The report also notes that while "there have been impressive R&D efforts to develop a wide range of driver technologies … very little effort has
been spent on developing the technology of the reactor chambers or on addressing materials problems peculiar to inertial fusion."
A study by NIF on a future inertial fusion facility resulted in a conceptual design dubbed the Laser Inertial Fusion Energy (LIFE) plant. Such a
demonstration plant could be built in 12 years if researchers employ components that are commercially available and use NIF technology. But some
researchers are skeptical of that claim. "The extreme optimism of some advocates of LIFE is unsupportable," says Robert McCrory, director of the
Laboratory for Laser Energetics at the University of Rochester in New York state, who is not a member of the NRC committee.

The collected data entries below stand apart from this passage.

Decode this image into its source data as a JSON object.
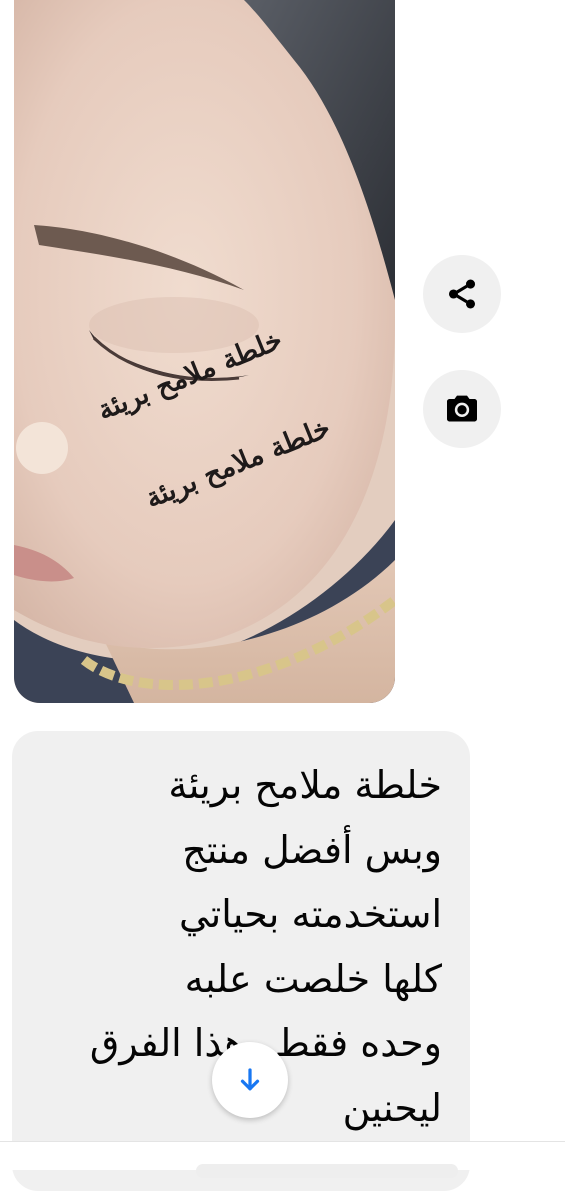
{
  "photo": {
    "overlay_lines": [
      "خلطة ملامح بريئة",
      "خلطة ملامح بريئة"
    ]
  },
  "actions": {
    "share_icon": "share-icon",
    "camera_icon": "camera-icon"
  },
  "message": {
    "lines": [
      "خلطة ملامح بريئة",
      "وبس أفضل منتج",
      "استخدمته بحياتي",
      "كلها خلصت علبه",
      "وحده فقط وهذا الفرق",
      "ليحنين"
    ]
  },
  "scroll_button": {
    "icon": "arrow-down-icon",
    "color": "#1877f2"
  },
  "colors": {
    "bubble": "#f0f0f0",
    "accent": "#1877f2",
    "text": "#050505"
  }
}
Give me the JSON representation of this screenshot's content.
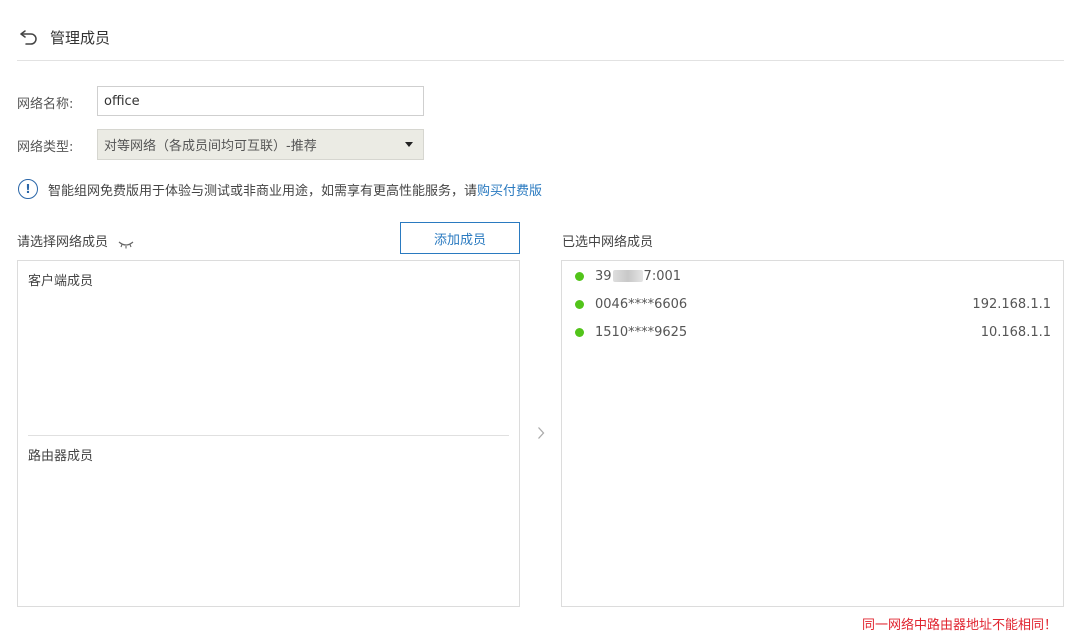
{
  "header": {
    "title": "管理成员"
  },
  "form": {
    "name_label": "网络名称:",
    "name_value": "office",
    "type_label": "网络类型:",
    "type_value": "对等网络（各成员间均可互联）-推荐"
  },
  "notice": {
    "text": "智能组网免费版用于体验与测试或非商业用途，如需享有更高性能服务，请",
    "link": "购买付费版"
  },
  "left_panel": {
    "title": "请选择网络成员",
    "add_button": "添加成员",
    "groups": [
      {
        "label": "客户端成员"
      },
      {
        "label": "路由器成员"
      }
    ]
  },
  "right_panel": {
    "title": "已选中网络成员",
    "members": [
      {
        "id_prefix": "39",
        "id_suffix": "7:001",
        "ip": "",
        "status_color": "#52c41a"
      },
      {
        "id_prefix": "0046****6606",
        "id_suffix": "",
        "ip": "192.168.1.1",
        "status_color": "#52c41a"
      },
      {
        "id_prefix": "1510****9625",
        "id_suffix": "",
        "ip": "10.168.1.1",
        "status_color": "#52c41a"
      }
    ]
  },
  "warning": "同一网络中路由器地址不能相同！",
  "colors": {
    "accent": "#2a7ac0",
    "online": "#52c41a",
    "warning": "#e0242f"
  }
}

Instead of backing the frontrunner, the NRC committee has come down on the side of a diverse program of research. "There's a fairly long and
challenging technical road ahead for all these techniques, including LIFE," says Ron Davidson of Princeton Plasma Physics Laboratory, co-chair of the
committee. The interim report concludes that, "based on the presentations and materials provided, ... it would be premature to down-select among driver
options at the present time."
The committee's final report is due out at mid-year, and its impact will likely be shaped by NIF's performance this year. "Until we see some evidence
that fusion is going to work, it would be premature to invest large amounts in technology," McCrory says.